Fred Diamond: What’s a major initiative you’re working on to ensure your continued success?

Chris Brady: We talked about the evolving dynamic here at Learning Tree, in terms of getting in front of our customers we’ve got an entirely new brand that we rolled out just a few months ago. For 40 something years we had one logo under our previous leadership and ownership, this rebranding exercise has been fantastic, even for an old dog like myself it really has revitalized and provided a lot of energy. It’s amazing what a logo can bring in terms of a fresh perspective and energy. Behind that rebranding exercise is that ecosystem of learning services that we provide to customers making sure that that ecosystem is clearly defined for our customers as well as ourselves so that we’re providing an optimal level of service on all of our customer facing engagements. That’s really been a fun project to be involved with, the rebranding exercise itself provided a lot of energy but that really provides a lot of focus in terms of that rebranding initiative and all of the work that goes in behind it in terms of our learning ecosystem.

Fred Diamond: I want to thank Chris Brady on the Sales Game Changers podcast today. He’s the head of North American sales at Learning Tree International. Given us a lot of interesting things to think about, the acronym PRIDE, P-R-I-D-E, Passion, Respect, Intelligence, Discipline and Effort. Chris, before I ask you for your final tip for the Sales Game Changers listening around the globe tell us why you’ve continued. What is it about sales as a career that has kept you going?

Chris Brady: I’ll go back to that mission objective of a customer. There is nothing, there is very few feelings in the world better than when you see a customer have a successful outcome. We all have family and friends that provide us some really good feelings, but in terms of work successful outcomes for customers is what it’s all about. At this point for me it’s not about individual success, it’s about the success of Learning Tree, all of our North American sales reps and subsequently their customers. It’s all about the mission.

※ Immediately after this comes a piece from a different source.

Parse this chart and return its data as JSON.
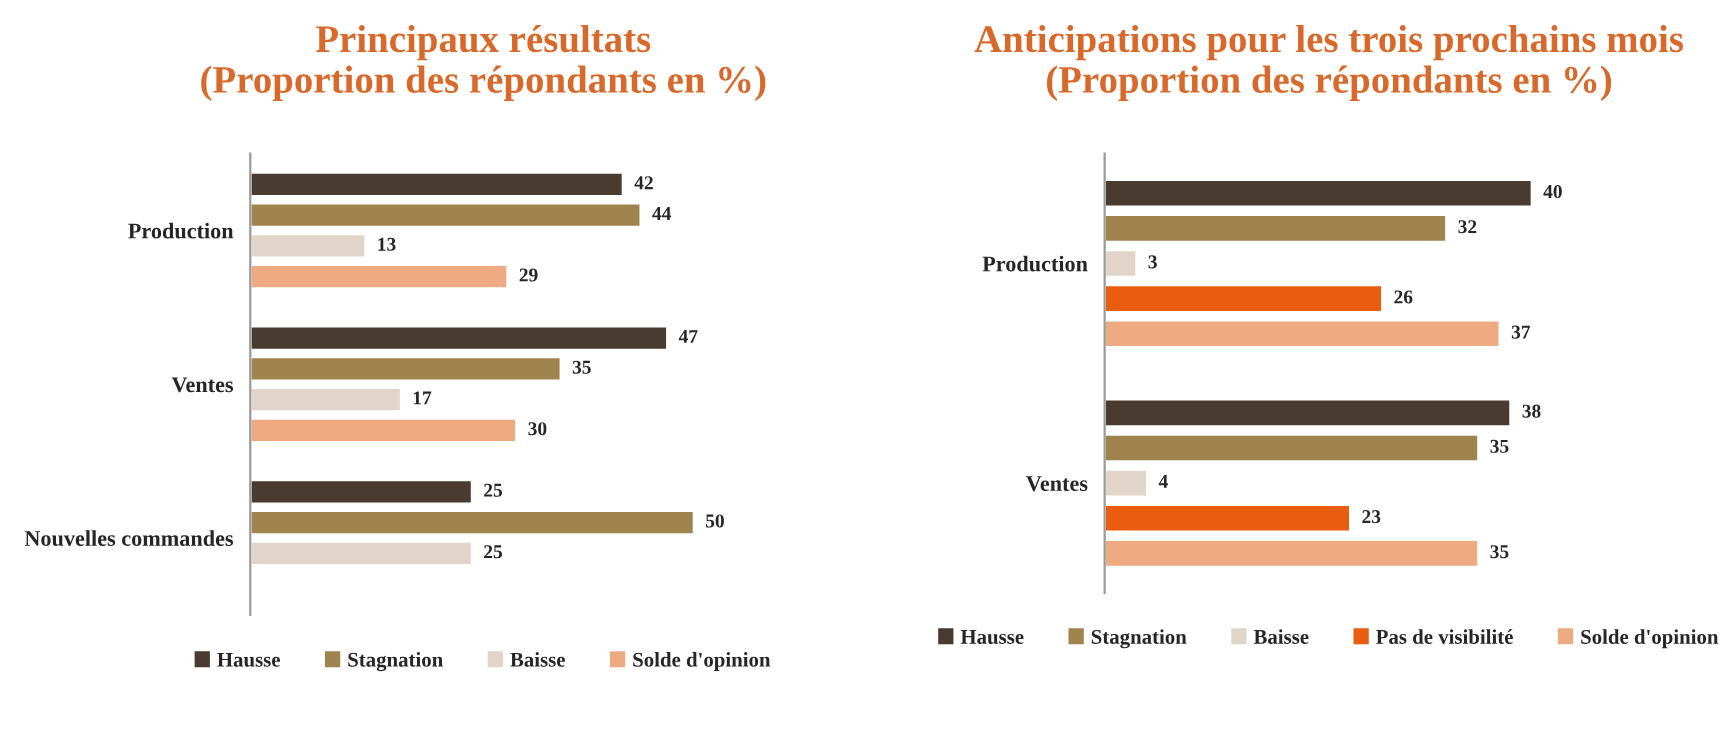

Fred Diamond: Give us a final thought, we have Sales Game Changers listening around the globe. Again, you manage North American sales and people listening in Australia, Europe, all across the globe, give us something to inspire them.

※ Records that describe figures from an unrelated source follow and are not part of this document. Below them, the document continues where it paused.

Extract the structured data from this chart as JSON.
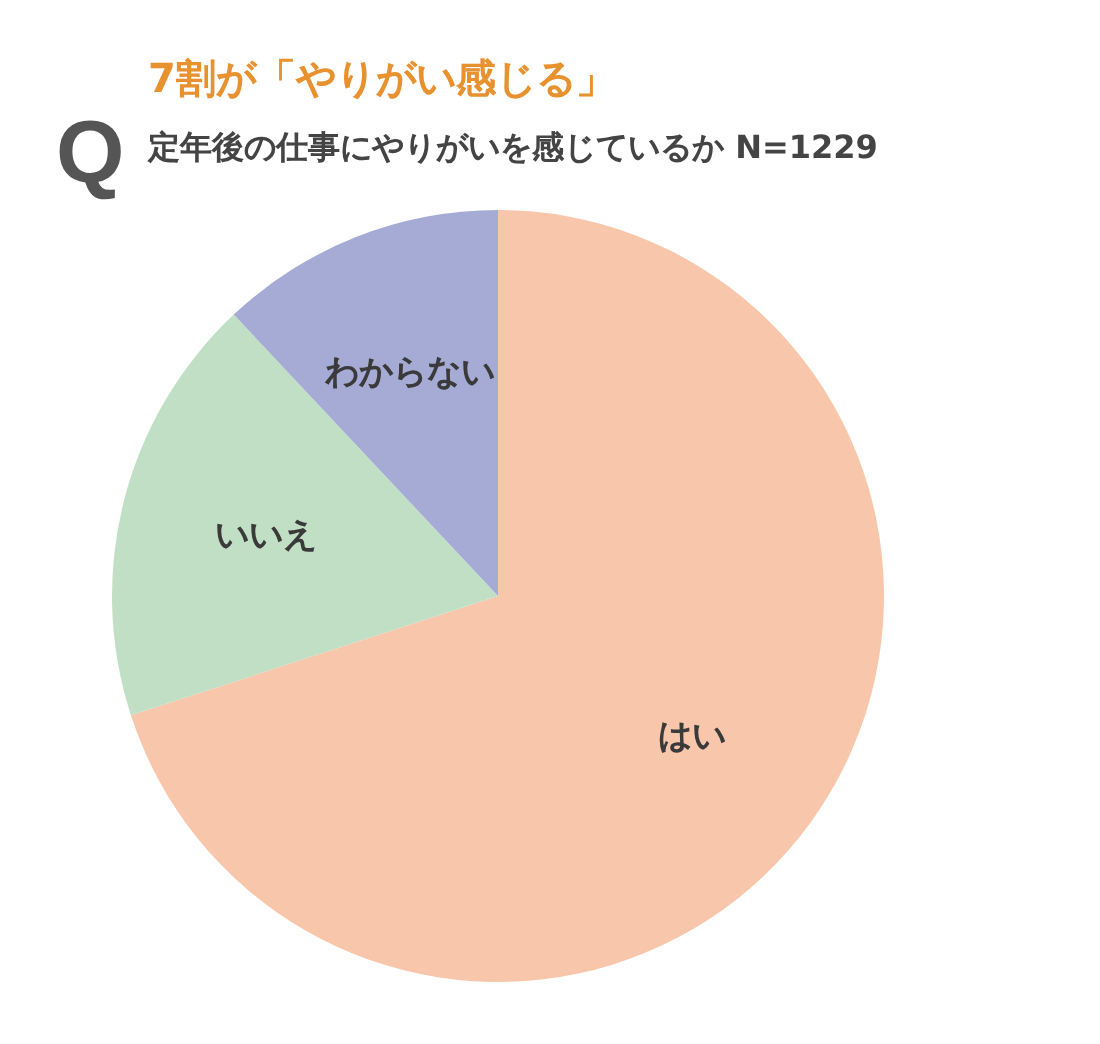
{
  "chart_data": {
    "type": "pie",
    "title": "7割が「やりがい感じる」",
    "subtitle": "定年後の仕事にやりがいを感じているか N=1229",
    "annotations": [
      "Q"
    ],
    "categories": [
      "はい",
      "いいえ",
      "わからない"
    ],
    "values": [
      70,
      18,
      12
    ],
    "colors": [
      "#f8c6aa",
      "#c1dfc4",
      "#a6abd5"
    ]
  }
}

Chris Brady: I think if we all bring some of those basic elements of PRIDE to our work each and every day, I know it might sound a little elementary and basic but if we’re passionate, respectful, intelligent, we have a disciplined approach and we bring a lot of energy and effort to the job each and every day, we can have successful outcomes. I’ve been really lucky in my life to be surrounded by great people who all brought those attributes and all of us can be successful in the game of sales if we provide all of those things.

Fred Diamond: You’re one of the first Sales Game Changers we’ve interviewed who had an acronym like PRIDE that has been throughout the organization. When I used to do marketing consulting I used to do that all the time with my clients, I worked with Apple Computer for a long time and we had an acronym called MIETDBWA – Make It Easy To Do Business With Apple. We had signs all over the place, we all knew about it, it’s not a word obviously but it definitely helps keep you focused. You can always say to your people, “Pride” and they get it right away. They get passion, respect, intelligence, discipline and effort.